The National Judicial College of Australia (the NJCA) is an independent, not-for-profit entity, incorporated as a company limited by guarantee. Since its inception in 2002, the NJCA has designed, developed and delivered judicial education and training programs for Australian judicial officers across all court hierarchies and jurisdictions.
Our programs are comprehensive, consistent, systematic, and of the highest quality. Central to our program design and evaluation process is the implementation of judicial education and training that is dynamic, able to respond to a uniquely changing and increasingly diverse Australian society and to developments in judicial responsibilities. We constantly map contemporary judicial learning outcomes alongside the development of programs to ensure the focus is on nationally consistent training programs that harness the confluence of interests of an integrated Australian judiciary.
Through our delivery of a wide ranging suite of programs, the NJCA strives to foster and encourage powerful and transformative jurisdictional, cross-jurisdictional and trans-jurisdictional discourse, critical to the furtherance of public confidence in an Australian judiciary that understands the people that come before it.
During the 1990’s, calls were made for the establishment of a body to provide judicial education for the whole of the Australian judiciary. The establishment of such a body was supported by, among others, Sir Anthony Mason, a former Chief Justice of the High Court and by the then Chief Justice, Chief Justice Gleeson, as well as by the Australian Institute of Judicial Administration.
It was agreed that a truly national college would ensure that education for judicial officers was of increasing quality and would avoid duplication. Judicial officers from across jurisdictions and from different geographical regions would have the opportunity to exchange information and experiences. This, it was argued at the time, would maximize the benefit derived by judicial officers and by the wider Australian community from judicial education programmes. Moreover, there was the need, in relation to the provision of judicial education and training, for the establishment of a national judicial college that would bring Australia into line with developments in other common law jurisdictions .
The next significant driver for the formation of the NJCA was the result of findings in an ALRC Report in 2000 entitled “Managing Justice, A Review of the Federal Civil Justice System”. Recommendation 8 of this report expressly proposed the establishment of an Australian Judicial College, with a governance structure under the control of the judiciary. Furthermore, the recommendation went on to say that such a College was to have formal responsibility for meeting “the education and training needs of judicial officers.”
In March 2000, the Standing Council of Attorney-Generals endorsed a proposal by the federal Attorney-General to form a Working Group to consider the establishment of a National Judicial College. The Working Group, in setting out the case for a College, drew conclusions that somebody or bodies should have responsibility for ensuring the availability of appropriate and timely professional development programmes. A College would fulfil that function. Importantly, it found that a College would also be a tangible symbol of judicial education, reminding judicial officers, government and the general public that judicial education is part of judicial life for which public resources must be made available. This could only serve to enhance the professionalism of judicial officers and public perceptions of that professionalism. From the recommendations, from both the ALRC report and the resulting Working Group, the NJCA was finally established in 2002.

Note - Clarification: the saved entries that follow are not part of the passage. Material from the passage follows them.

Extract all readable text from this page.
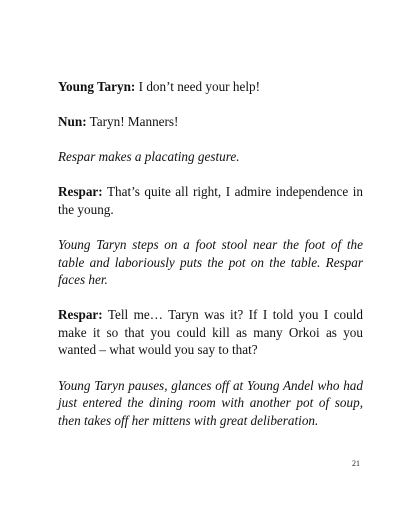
Young Taryn: I don’t need your help!

Nun: Taryn! Manners!

Respar makes a placating gesture.

Respar: That’s quite all right, I admire independence in the young.

Young Taryn steps on a foot stool near the foot of the table and laboriously puts the pot on the table. Respar faces her.

Respar: Tell me… Taryn was it? If I told you I could make it so that you could kill as many Orkoi as you wanted – what would you say to that?

Young Taryn pauses, glances off at Young Andel who had just entered the dining room with another pot of soup, then takes off her mittens with great deliberation.

21
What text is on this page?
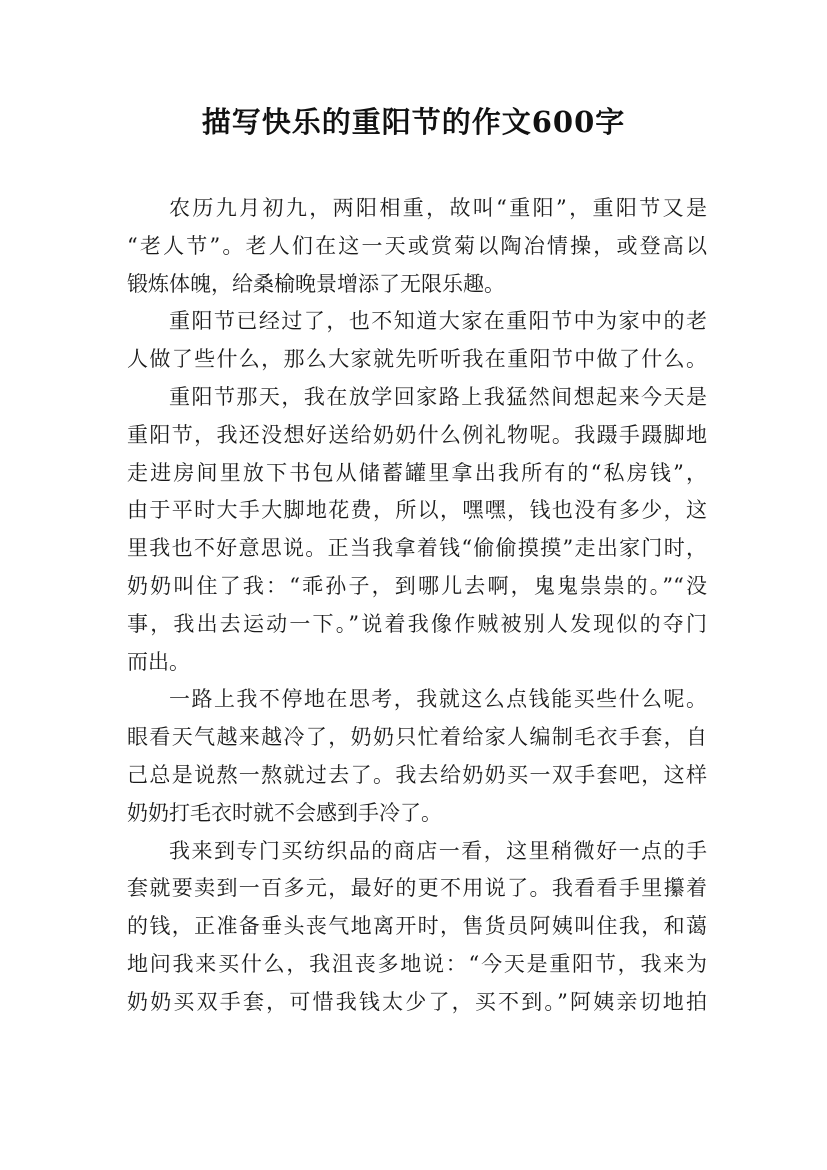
描写快乐的重阳节的作文600字
农历九月初九，两阳相重，故叫“重阳”，重阳节又是
“老人节”。老人们在这一天或赏菊以陶冶情操，或登高以
锻炼体魄，给桑榆晚景增添了无限乐趣。
重阳节已经过了，也不知道大家在重阳节中为家中的老
人做了些什么，那么大家就先听听我在重阳节中做了什么。
重阳节那天，我在放学回家路上我猛然间想起来今天是
重阳节，我还没想好送给奶奶什么例礼物呢。我蹑手蹑脚地
走进房间里放下书包从储蓄罐里拿出我所有的“私房钱”，
由于平时大手大脚地花费，所以，嘿嘿，钱也没有多少，这
里我也不好意思说。正当我拿着钱“偷偷摸摸”走出家门时，
奶奶叫住了我：“乖孙子，到哪儿去啊，鬼鬼祟祟的。”“没
事，我出去运动一下。”说着我像作贼被别人发现似的夺门
而出。
一路上我不停地在思考，我就这么点钱能买些什么呢。
眼看天气越来越冷了，奶奶只忙着给家人编制毛衣手套，自
己总是说熬一熬就过去了。我去给奶奶买一双手套吧，这样
奶奶打毛衣时就不会感到手冷了。
我来到专门买纺织品的商店一看，这里稍微好一点的手
套就要卖到一百多元，最好的更不用说了。我看看手里攥着
的钱，正准备垂头丧气地离开时，售货员阿姨叫住我，和蔼
地问我来买什么，我沮丧多地说：“今天是重阳节，我来为
奶奶买双手套，可惜我钱太少了，买不到。”阿姨亲切地拍
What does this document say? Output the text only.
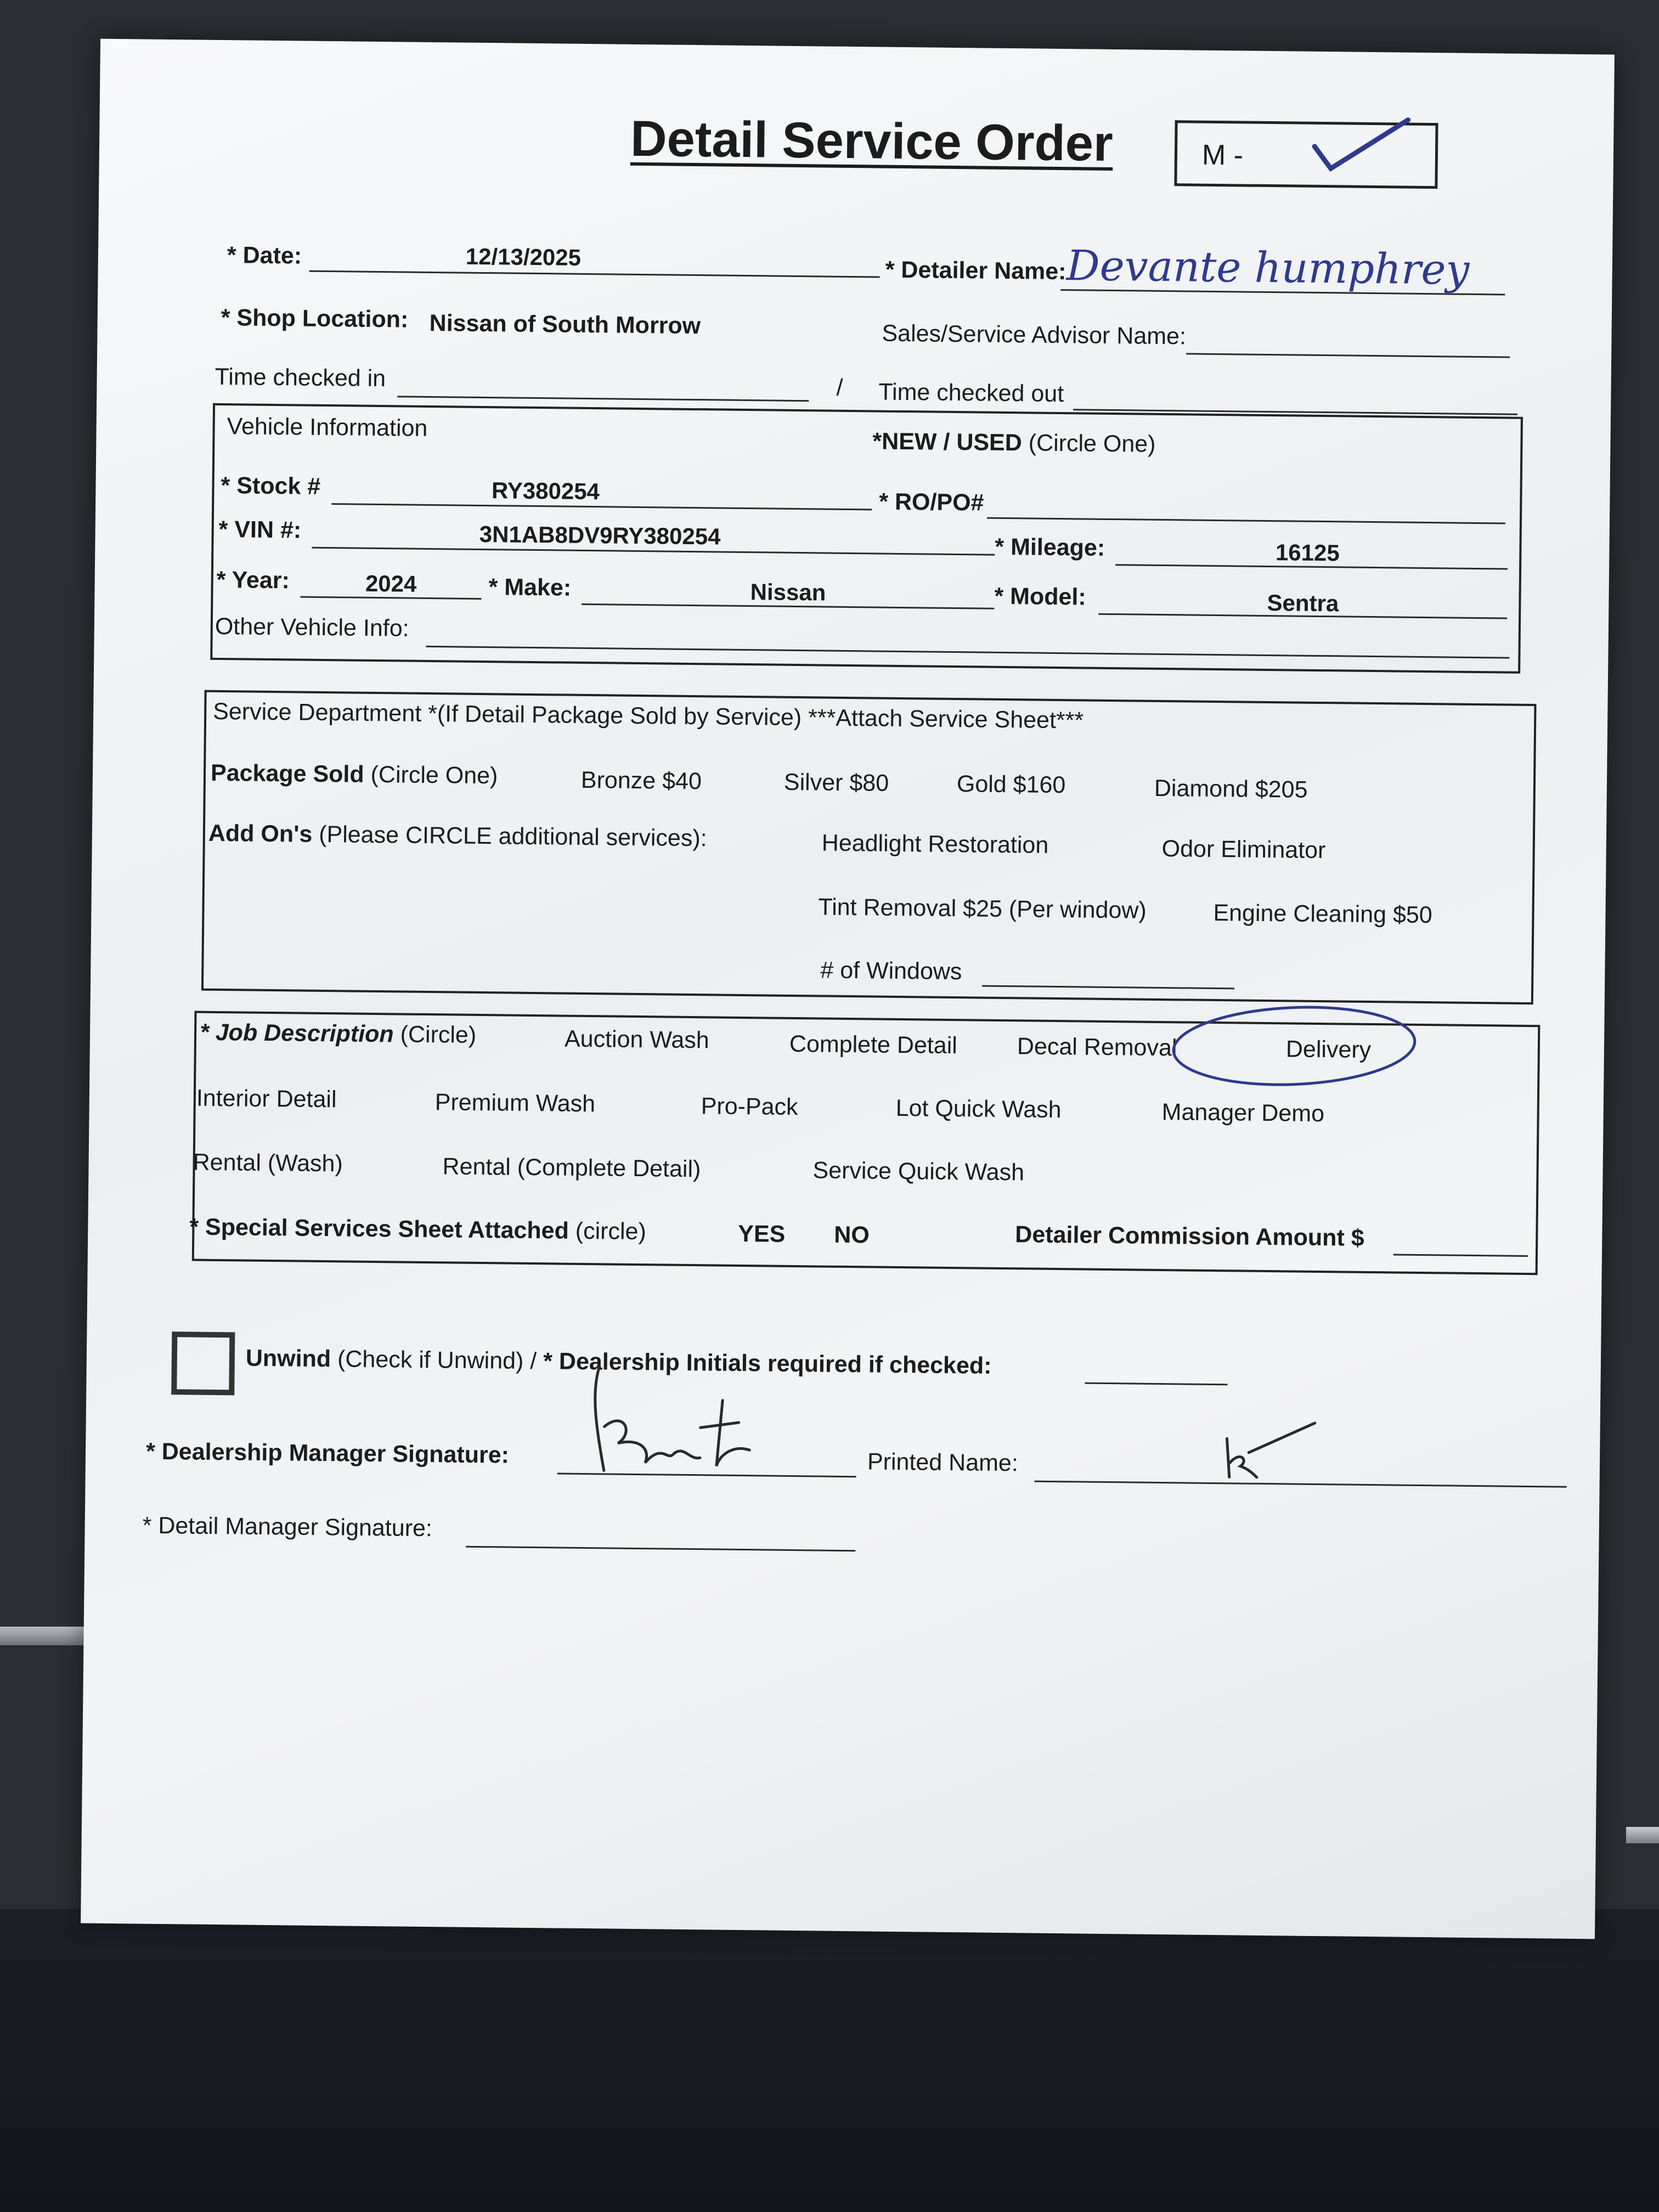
Detail Service Order	M -
* Date:	12/13/2025	* Detailer Name: Devante humphrey
* Shop Location: Nissan of South Morrow	Sales/Service Advisor Name:
Time checked in	/ Time checked out
Vehicle Information
*NEW / USED (Circle One)
* Stock #	RY380254	* RO/PO#
* VIN #:	3N1AB8DV9RY380254	* Mileage:	16125
* Year:	2024	* Make:	Nissan	* Model:	Sentra
Other Vehicle Info:
Service Department *(If Detail Package Sold by Service) ***Attach Service Sheet***
Package Sold (Circle One)	Bronze $40	Silver $80	Gold $160	Diamond $205
Add On's (Please CIRCLE additional services):	Headlight Restoration	Odor Eliminator
Tint Removal $25 (Per window)	Engine Cleaning $50
# of Windows
* Job Description (Circle)	Auction Wash	Complete Detail	Decal Removal	Delivery
Interior Detail	Premium Wash	Pro-Pack	Lot Quick Wash	Manager Demo
Rental (Wash)	Rental (Complete Detail)	Service Quick Wash
* Special Services Sheet Attached (circle)	YES NO	Detailer Commission Amount $
Unwind (Check if Unwind) / * Dealership Initials required if checked:
* Dealership Manager Signature:	Printed Name:
* Detail Manager Signature:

Undeniably, the judicial education landscape in Australia is now changed. We have just celebrated our 20th anniversary.
Judicial education is essential to the effective administration of justice and in turn, the preservation of public confidence in our courts. Judicial education supports judicial independence, fosters discourse, strengthens the operation of the judicial function, judicial reasoning, decision making and judgment writing.
The original drivers pertinent to creation of the NJCA remain as integral to our remit today as they did over 20 years ago. We continue to evaluate and further refine our flagship programs and to develop new programs that support the judicial pathways pertinent to all judicial officers, regardless of their time on the bench.
Our judicial officers are lifelong learners and therefore a pathway of judicial learning is essential to preservation of judicial excellence and judicial independence. While the Australian landscape of judging is forever changing and increasing complex, the NJCA supports the quest of all Australian judicial officers to maintain a steady commitment to career-long judicial education and training.
NJCA judicial education and training programs are judge-led, reflect contemporary adult learning principles, are judicial officer centric in design and carry an experiential learning philosophy. Our programs provide participants with an appropriate balance of knowledge and understanding, alongside practical judge-craft skills, achieved through structured, small group discussion and hands-on practical exercises relevant to the program rationale and judicial learning outcomes.
The NJCA, as part of its overarching program development, published Attaining Judicial Excellence: A Guide for the NJCA in 2019 as a resource to support its strategic planning and to assist in designing professional development programs for Australian judicial officers. In developing the elements, the NJCA consulted with 80 judicial officers from around Australia and from different jurisdictions. These elements describe the knowledge, skills and qualities of judicial officers, which those consulted, consider to be facilitative of judicial excellence. A copy of the guide is available under our resources.